Вышли мы из бани. Сидят девушки, видимо, из последних классов. Сидят, разговаривают с нами, так это весело. Приятно. Я себе и думаю, не знает она, с кем разговаривает. Она разговаривает с изменником родины; если бы сказать ей, она бы сейчас же от нас убежала. Так приятно было, что человека не подозревают, разговаривают. И вдруг: «Идите строиться!» Офицеры садятся с нами и уезжают. Меня всегда сажали в легковую машину. Не в автобус, а в легковую. Предпочтение давалось.

Через семь месяцев нас переводят в Голицыно. Едем через Москву. Никаких эксцессов не было. Приезжаем в Голицыно, и я попал в ту комнату, где отдыхала моя семья перед моим отъездом на фронт — это был дом отдыха Московского округа, — в ту комнату попал я, где с дочкой отдыхал.

К. М. А что в это время там было?

М. Ф. Ничего. До нас там Антонеску жил, а потом уже ничего не было. Вот нас сюда и привезли. Уже зима. Выдали всем валенки. Ходим в столовую, все как следует. Чувствуем, что уже закончилось следствие. Играем в карты, в дурачка играем, в петуха играем. Делать нечего, слоняемся.

К. М. А книги давали?

М. Ф. Нет, не давали.

К. М. А газеты?

М. Ф. Ничего не получали.

К. М. И газет не давали?

М. Ф. Не давали.

Вдруг в один прекрасный день приходит солдат и говорит: «Генерал-лейтенанта Лукина к следователю!» Мы все так и опешили: «Генерал-лейтенанта!» И я вздрогнул.

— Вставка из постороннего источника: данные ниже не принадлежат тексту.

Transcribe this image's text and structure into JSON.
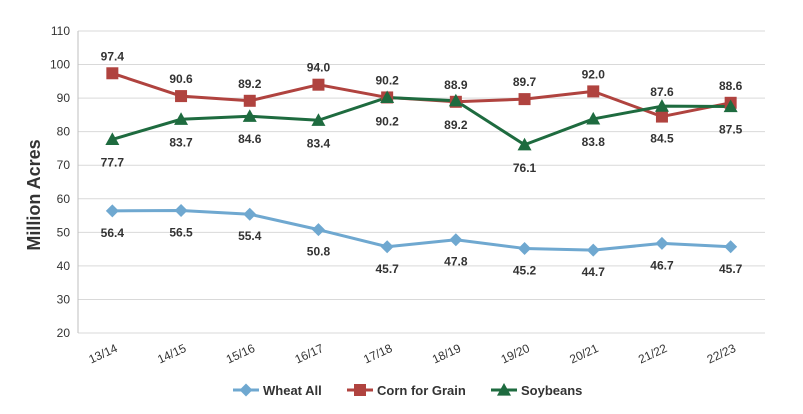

К. М. А до этого никак не называли?

М. Ф. Никак.

К. М. Фамилия, и всё.

М. Ф. Нет. Солдат-то говорил: «Лукина к следователю», а следователь только: «Садитесь. Скажите. Идите». А я вздрогнул не потому, что меня назвали генерал-лейтенантом, а оттого, что следствие-то кончилось, думаю, черт возьми, опять кто-то накапал на меня наверное. А вы знаете, ведь начали друг на друга говорить и писать. Вот он тогда-то сказал то-то и то-то, он ругал колхозы, он ругал руководство. А про одного написали — генерал Носков такой был, который в плен позднее попал, — мы его спрашиваем, как там наши семьи? А он говорит: «Блядуют ваши семьи, потому что аттестата нет, жалованья не выдают, на работу не принимают. Что им делать?» У всех, конечно, подавленное настроение.

К. М. Неумный человек.

М. Ф. Конечно, неумный. Дурак просто.

И мне следователь говорит: «А отчего вы не пишете ни на кого? Ведь вот были же всякие разговоры». Я говорю: «Знаете, гражданин следователь, мы и так богом убитые, мы и так перенесли всё, ну что я буду на них писать? Ну где-то кто-то что-то сказал. А вы разве не говорите что-нибудь в своем тесном кругу, что у нас плохо, что хорошо? Тоже говорите. Это не значит, что они антисоветские люди. Вы же сами знаете, что колхозы у нас были и плохие, и хорошие. Хороших меньше, плохих больше, вы же сами знаете это. И что такого особенного в этих словах? Или кто-то сказал: такой-то начальник был плох, но ведь это не значит, что он антисоветский человек, что на него надо доносить. А я считаю, такое писать — просто кляузы разводить». — «Ах, вот вы какой!» Да, вот я такой.

Да, он мне еще сказал: «А вы знаете, за вами еще по тридцать седьмому году след большой, вы еще там не отчитались». Я говорю: «Ну, знаете, бросьте — по тридцать седьмому году, я знаю, что за тридцать седьмой год». Вот здесь он и сказал: «Вот вы какой».

И должен сказать, что Афанасьев никогда, как другие следователи, не бил по самолюбию, никаких каверзных вопросов не задавал, а старался даже помочь мне. Я доволен своим следователем. И после, когда я как-то встретил Афанасьева — я был уже в форме — в магазине, бывшем Елисеева, разговорились, и я говорю: «Как там остальные, кто выпущен, кто нет, и он мне рассказал, что такой-то и такой-то не выпущен, по двадцать пять лет получили. В частности, Самохин получил двадцать пять лет, помните, я рассказывал о нем».